Anke Weyer
Nocturnes, Jan 12 – Feb 24, 2024
Past: 61 Lispenard St
Artworks
Press Release
Canada is pleased to announce Nocturnes, a solo exhibition with Brooklyn-based painter Anke Weyer. In a new group of rhythmic, gestural works, Weyer continues to index a highly physicalized painting practice that results in vividly colored compositions full of overlapping squiggles, daubs, washes, and drips. In her bustling canvases, Weyer embraces improvisation, adding and scraping away pigment in a spontaneous and instinctive process.
In this recent series, Weyer works at a slightly smaller scale, allowing her to explore new forms and compositions. With these nocturnes, Weyer also investigates a darker tone and palette. In Engel, hues of salmon pink, black, and white intermingle in a cacophony of swirling forms. Criss-crossing splatters of undiluted pink hover near the painting’s middle. Below it, horizontal slashes of black butt up against a wide section of sloping organic lines of mixed hues. With her unorthodox technique of putting the paint on and then washing it off, Weyer purposefully muddies her medium. Black acrylic runs over other colors, creating a kind of dirtiness that produces a greater amount of movement and emotion on the canvas. Working with these sullied and more oblique tones, the timbre of this body of work is elusive, private, and intimate.
Frequently, outsized painterly passages anchor the works, attended by a backdrop of built-up layers of color and gesture.

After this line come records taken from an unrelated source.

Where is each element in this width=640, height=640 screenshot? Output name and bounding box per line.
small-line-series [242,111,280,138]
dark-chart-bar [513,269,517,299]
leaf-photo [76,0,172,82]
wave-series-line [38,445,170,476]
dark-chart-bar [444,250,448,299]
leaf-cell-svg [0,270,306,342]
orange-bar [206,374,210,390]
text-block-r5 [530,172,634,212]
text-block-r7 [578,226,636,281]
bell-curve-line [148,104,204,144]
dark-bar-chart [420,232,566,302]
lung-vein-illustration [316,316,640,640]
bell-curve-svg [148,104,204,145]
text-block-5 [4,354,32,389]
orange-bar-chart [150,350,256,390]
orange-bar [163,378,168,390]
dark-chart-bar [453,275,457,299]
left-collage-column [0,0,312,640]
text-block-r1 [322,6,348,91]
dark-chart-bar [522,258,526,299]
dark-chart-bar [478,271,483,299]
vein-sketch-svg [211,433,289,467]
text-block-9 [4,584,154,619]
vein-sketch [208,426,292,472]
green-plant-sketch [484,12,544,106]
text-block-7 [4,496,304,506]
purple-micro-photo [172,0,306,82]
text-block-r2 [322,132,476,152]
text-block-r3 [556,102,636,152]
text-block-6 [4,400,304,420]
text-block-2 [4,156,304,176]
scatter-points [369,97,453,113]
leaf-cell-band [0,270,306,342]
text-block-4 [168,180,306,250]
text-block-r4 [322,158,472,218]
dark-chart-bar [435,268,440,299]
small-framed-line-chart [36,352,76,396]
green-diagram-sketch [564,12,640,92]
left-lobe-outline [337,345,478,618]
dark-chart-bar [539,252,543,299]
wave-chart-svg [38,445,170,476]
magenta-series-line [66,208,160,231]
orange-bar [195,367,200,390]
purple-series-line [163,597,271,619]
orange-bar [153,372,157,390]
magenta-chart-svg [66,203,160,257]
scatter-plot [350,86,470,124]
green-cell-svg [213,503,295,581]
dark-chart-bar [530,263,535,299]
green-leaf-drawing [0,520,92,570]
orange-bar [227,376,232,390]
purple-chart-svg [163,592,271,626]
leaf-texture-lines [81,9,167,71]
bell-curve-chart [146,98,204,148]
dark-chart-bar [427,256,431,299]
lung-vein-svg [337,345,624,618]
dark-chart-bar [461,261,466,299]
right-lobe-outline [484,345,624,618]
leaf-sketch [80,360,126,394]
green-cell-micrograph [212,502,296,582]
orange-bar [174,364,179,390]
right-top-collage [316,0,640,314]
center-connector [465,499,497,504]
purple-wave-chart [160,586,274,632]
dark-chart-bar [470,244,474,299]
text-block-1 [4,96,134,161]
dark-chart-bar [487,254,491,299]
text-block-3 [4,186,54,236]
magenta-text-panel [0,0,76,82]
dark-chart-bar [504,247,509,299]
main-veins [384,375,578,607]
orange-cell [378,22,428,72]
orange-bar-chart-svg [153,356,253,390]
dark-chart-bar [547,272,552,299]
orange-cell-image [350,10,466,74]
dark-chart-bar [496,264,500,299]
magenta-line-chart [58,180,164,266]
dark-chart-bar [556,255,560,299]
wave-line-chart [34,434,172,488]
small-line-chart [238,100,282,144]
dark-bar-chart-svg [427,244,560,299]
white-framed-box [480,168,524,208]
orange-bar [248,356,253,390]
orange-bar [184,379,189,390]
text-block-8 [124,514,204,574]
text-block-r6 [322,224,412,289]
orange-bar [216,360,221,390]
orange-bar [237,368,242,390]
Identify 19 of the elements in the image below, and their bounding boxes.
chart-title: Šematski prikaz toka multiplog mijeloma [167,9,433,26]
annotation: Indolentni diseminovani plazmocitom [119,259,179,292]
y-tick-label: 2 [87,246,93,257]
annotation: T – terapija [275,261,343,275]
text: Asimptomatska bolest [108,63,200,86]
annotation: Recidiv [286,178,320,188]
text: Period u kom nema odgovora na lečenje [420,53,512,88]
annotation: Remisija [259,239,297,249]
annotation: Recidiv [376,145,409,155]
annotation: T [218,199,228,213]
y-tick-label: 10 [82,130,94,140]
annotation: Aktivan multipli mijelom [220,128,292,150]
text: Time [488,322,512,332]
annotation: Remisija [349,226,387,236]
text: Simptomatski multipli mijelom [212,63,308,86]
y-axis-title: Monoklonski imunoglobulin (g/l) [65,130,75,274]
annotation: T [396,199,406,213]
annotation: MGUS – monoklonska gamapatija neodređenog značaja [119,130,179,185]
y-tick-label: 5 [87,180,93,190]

In Lucky, a scrawl of giant, bright yellow strokes backed by a halo of white splotches dominates the painted field. Around it, Weyer has added murky fields of deep black, marigold, mahogany, and forest green–a discordant effect achieved through a series of athletic and methodical movements. Crazy, features jumbo pours of vibrant baby blue paint that are outlined in black, reinforcing their primacy. Behind them is a forest of green stains and blotches, wooshes of orangey-pink, and a cascade of lemon yellow.
Weyer understands her canvas as a hypersensitive surface that mirrors everything in the environment around it, including light, air, and the affect of its maker. These fitful and turbulent compositions are instilled with the metaphorics of a sleepless night wherein a restless body acutely feels every sensation.
Anke Weyer (b. 1974, Karlsruhe, Germany) lives and works in Brooklyn and upstate New York. She attended the Hochschule für Bildende Künste Städelschule, Frankfurt, Germany from 1995-2000 where she studied with Danish artist Per Kirkeby and spent an exchange semester at the Cooper Union, New York. Her work has been exhibited at Kunsthalle Lingen, Germany; Museum of Contemporary Art, Jacksonville; Museo de los Pintores Oaxaqueño, Oaxaca; CANADA, New York; Nino Mier Gallery, Los Angeles and Brussels; Tim Van Laere Gallery, Antwerp; Harper’s, East Hampton; and Office Baroque, Brussels; MEIERBACH, Düsseldorf; David Klein, Detroit; Philip Martin Gallery, Los Angeles; Lucie Fontaine, Milan; David Achenbach Projects, Wuppertal; Páramo Galería, Guadalajara; Galerie Ceysson & Bénetière, Windhof; Makebish Gallery, New York; AUTOCENTER, Berlin; Joilie Laide, Philadelphia; Leo Koenig Projekte, New York; After the Gold Rush, Brooklyn; Galleri Loyal, Stockholm; Mary Goldman Gallery, Los Angeles; Galería Comercial, San Juan; Counter Gallery, London; Champion Fine Art, Brooklyn; Pekao Gallery, Toronto; Galerie Otto, Copenhagen; and Daimlerstrasse, Frankfurt.